İnsanlık âlemi medeniyetini adım adım gerçekleştirmişti.
Oysa Dünya’ya lâzım olan her şeyi Cenâbı Hak önceden yerleştirmişti.
Sonra Peygamberleri gönderdi.
Her bir Peygamberin eline mu’cizeler verdi.
Çiftçiliği Adem Aleyhisselâma öğretti.
Demiri Davut Aleyhisselâma,
Cinleri Süleyman Aleyhisselâma,
Tıbbı İsa Aleyhisselâma,
Terziliği İdris Aleyhisselâma,
Gemiciliği Nuh Aleyhisselâma,
Güneş ve ayı Peygamberimiz Resulü Ekrem’e (asm) musahhar etti.
İşte medeniyetler bu mu’cizeler üzerine kuruldu.
Bugünkü medeniyet geçmişin bir mirası haline geldi.
İnsanların ulaşımı ve haberleşmesi zirveye ulaştı.
Eski haller tarihte kaldı.
İşte Dünya, işte Türkiye...
“Babalarımızdan zenginiz” adı altında, 1970’li yıllarda bir kitap neşredilmişti Yeni Asya yayınlarında.
Özellikle son yüz yıl nelere şahit olmadı ki?
Rabbimiz sûre-i Rahmanda otuz bir defa:
“Rabbinizin nimetlerinden hangi birini inkâr edersiniz?” diye tekrar etmektedir.
Ülkemiz Kurtuluş Savaşı’ndan sonra on küsûr milyon nüfusa sahipti.
Oysa son Osmanlı sınırların da kırk milyon insan yaşıyordu.
Şimdi yetmiş dokuz milyona ulaştık.
Çok cefalar ve musîbetler yaşadık.
İçimizden çıkan hainler yüzünden nice sıkıntılara maruz kaldık.
Yarım yüz yıl Cumhuriyet adı altında dikta rejimini soluduk.
Demokrasiye geçişte her on yılda ihtilâl ve muhtıralarla asabımız bozuldu.
Buna rağmen ülkemiz yine belli bir gelişmişlik seviyesine ulaştı.
Bu haller başımıza gelmese idi, Dünyanın zirve ülkelerinden olabilirdik.
Avrupa kâfir zalimleri ve Asya münafıklarının ittifakı ile İslâm âlemi ve ülkemiz sıkıntılardan kurtulamıyor.
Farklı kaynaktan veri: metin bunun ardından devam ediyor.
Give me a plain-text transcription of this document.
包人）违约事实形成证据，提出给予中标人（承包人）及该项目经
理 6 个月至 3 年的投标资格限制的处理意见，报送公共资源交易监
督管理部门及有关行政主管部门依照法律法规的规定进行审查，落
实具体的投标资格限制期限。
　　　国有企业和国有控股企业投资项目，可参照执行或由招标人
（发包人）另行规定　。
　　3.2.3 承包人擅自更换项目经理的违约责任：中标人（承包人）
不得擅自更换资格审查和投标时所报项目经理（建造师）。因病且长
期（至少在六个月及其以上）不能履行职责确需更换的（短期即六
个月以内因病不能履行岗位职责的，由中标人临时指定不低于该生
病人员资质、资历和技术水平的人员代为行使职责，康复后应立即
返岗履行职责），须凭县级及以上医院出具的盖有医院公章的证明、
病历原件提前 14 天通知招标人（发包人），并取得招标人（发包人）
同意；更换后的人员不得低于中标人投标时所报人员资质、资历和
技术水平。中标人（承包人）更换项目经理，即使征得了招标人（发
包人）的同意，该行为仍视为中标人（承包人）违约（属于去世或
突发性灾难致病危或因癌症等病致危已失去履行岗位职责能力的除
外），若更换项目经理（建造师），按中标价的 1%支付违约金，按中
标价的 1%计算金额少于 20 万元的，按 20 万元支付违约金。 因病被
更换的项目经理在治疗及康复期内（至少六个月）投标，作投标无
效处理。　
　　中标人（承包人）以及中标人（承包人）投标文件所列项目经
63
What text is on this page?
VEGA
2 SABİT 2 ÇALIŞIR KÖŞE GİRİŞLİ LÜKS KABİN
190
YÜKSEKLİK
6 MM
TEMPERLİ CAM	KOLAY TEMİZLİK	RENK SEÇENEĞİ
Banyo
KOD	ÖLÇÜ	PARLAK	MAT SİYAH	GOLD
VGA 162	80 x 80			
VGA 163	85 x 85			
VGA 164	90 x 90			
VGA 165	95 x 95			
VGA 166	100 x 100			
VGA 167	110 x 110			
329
Her çareye baş vuruluyor, her sıkıntıya karşı toplantılar yapılıyor.
Ama, musîbetler devam ediyor.
İşte Risale-i Nur, işte belâ ve musîbetler..
Çare; bu hakikatlere göre hareket etmektir.
Başka çare kalmamıştır.
Bu Anadolu’ya aynı rahmet Risale-i Nurdur.
Siyaset ve diplomatlık bu vazifeyi göremez.
Nurlar bu milletin öz malıdır.
Bu çareler yüz yıl öncesinden yüksek perdede Bediüzzaman’ın dilinden söylenmişti.
Değişen bir şey yok.
Çareler yine aynıdır.
Bu ejderhanın boynu ancak Risale-i Nurlar ile koparılabilir.
Çare tam Demokrasidir.
Ayak oyunlarına milletin tahammülü kalmamıştır.